= Jasper Fisher =

English divine and dramatist

Jasper Fisher ( 1639), was an English divine and dramatist.

==Life==
Fisher was born in 1591, the son of William Fisher of Carleton, Bedfordshire, deputy-auditor for the county of York (descended from a Warwickshire family), by Alice Roane of Wellingborough. Fisher matriculated at Magdalen Hall, Oxford, 13 November 1607; he was admitted B.A. 28 January 1610-11, M.A. 27 January 1613-14, B.D. and D.D. 1639. Fisher held at Magdalen College the post of divinity or philosophy reader (Wood).

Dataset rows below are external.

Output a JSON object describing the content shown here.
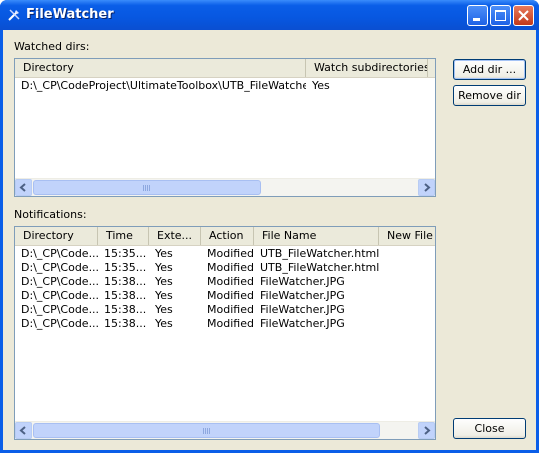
{
  "window": {
    "title": "FileWatcher"
  },
  "watched": {
    "label": "Watched dirs:",
    "columns": [
      "Directory",
      "Watch subdirectories"
    ],
    "rows": [
      {
        "directory": "D:\\_CP\\CodeProject\\UltimateToolbox\\UTB_FileWatcher",
        "watch": "Yes"
      }
    ],
    "add_button": "Add dir ...",
    "remove_button": "Remove dir"
  },
  "notifications": {
    "label": "Notifications:",
    "columns": [
      "Directory",
      "Time",
      "Exte...",
      "Action",
      "File Name",
      "New File I"
    ],
    "rows": [
      {
        "dir": "D:\\_CP\\Code...",
        "time": "15:35...",
        "ext": "Yes",
        "action": "Modified",
        "file": "UTB_FileWatcher.html"
      },
      {
        "dir": "D:\\_CP\\Code...",
        "time": "15:35...",
        "ext": "Yes",
        "action": "Modified",
        "file": "UTB_FileWatcher.html"
      },
      {
        "dir": "D:\\_CP\\Code...",
        "time": "15:38...",
        "ext": "Yes",
        "action": "Modified",
        "file": "FileWatcher.JPG"
      },
      {
        "dir": "D:\\_CP\\Code...",
        "time": "15:38...",
        "ext": "Yes",
        "action": "Modified",
        "file": "FileWatcher.JPG"
      },
      {
        "dir": "D:\\_CP\\Code...",
        "time": "15:38...",
        "ext": "Yes",
        "action": "Modified",
        "file": "FileWatcher.JPG"
      },
      {
        "dir": "D:\\_CP\\Code...",
        "time": "15:38...",
        "ext": "Yes",
        "action": "Modified",
        "file": "FileWatcher.JPG"
      }
    ],
    "close_button": "Close"
  },
  "icons": {
    "app": "tools-icon",
    "minimize": "minimize-icon",
    "maximize": "maximize-icon",
    "close": "close-icon",
    "scroll_left": "arrow-left-icon",
    "scroll_right": "arrow-right-icon"
  },
  "colors": {
    "titlebar": "#0a5ee8",
    "dialog": "#ece9d8",
    "border": "#7f9db9",
    "close": "#c2381a"
  }
}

The exact date of Fisher's death is 1643. According to Oldys's manuscript notes to Gerard Langbaine he became blind, whether from old age or an accident is not known. He married Elizabeth, daughter of the Rev. William Sams of Burstead, Essex. Gideon Fisher, who went to Oxford in 1634 and succeeded to the estate at Carleton, was the son, not of Jasper, but of Jasper's elder brother Gideon

==Works==
About 1631 (according to Anthony Wood) he became rector of Wilden, Bedfordshire, and in 1633 published his one considerable work, a play, entitled Fuimus Troes, the True Trojans, being a story of the Britaines valour at the Romanes first invasion. Publickly presented by the gentlemen students of Magdalen College in Oxford, London, 1633, 4to. The drama is written in blank verse, interspersed with lyrics; Druids, poets, and a harper are introduced, and it ends with a masque and chorus. He also published some sermons, one on Malachi 2 v. 7, 1636, and 'The Priest's Duty and Dignity, preached at the Triennial Visitation in Ampthill 18 August 1635, by J. F., presbyter and rector of Wilden in Bedfordshire, and published by command,' London, 1636.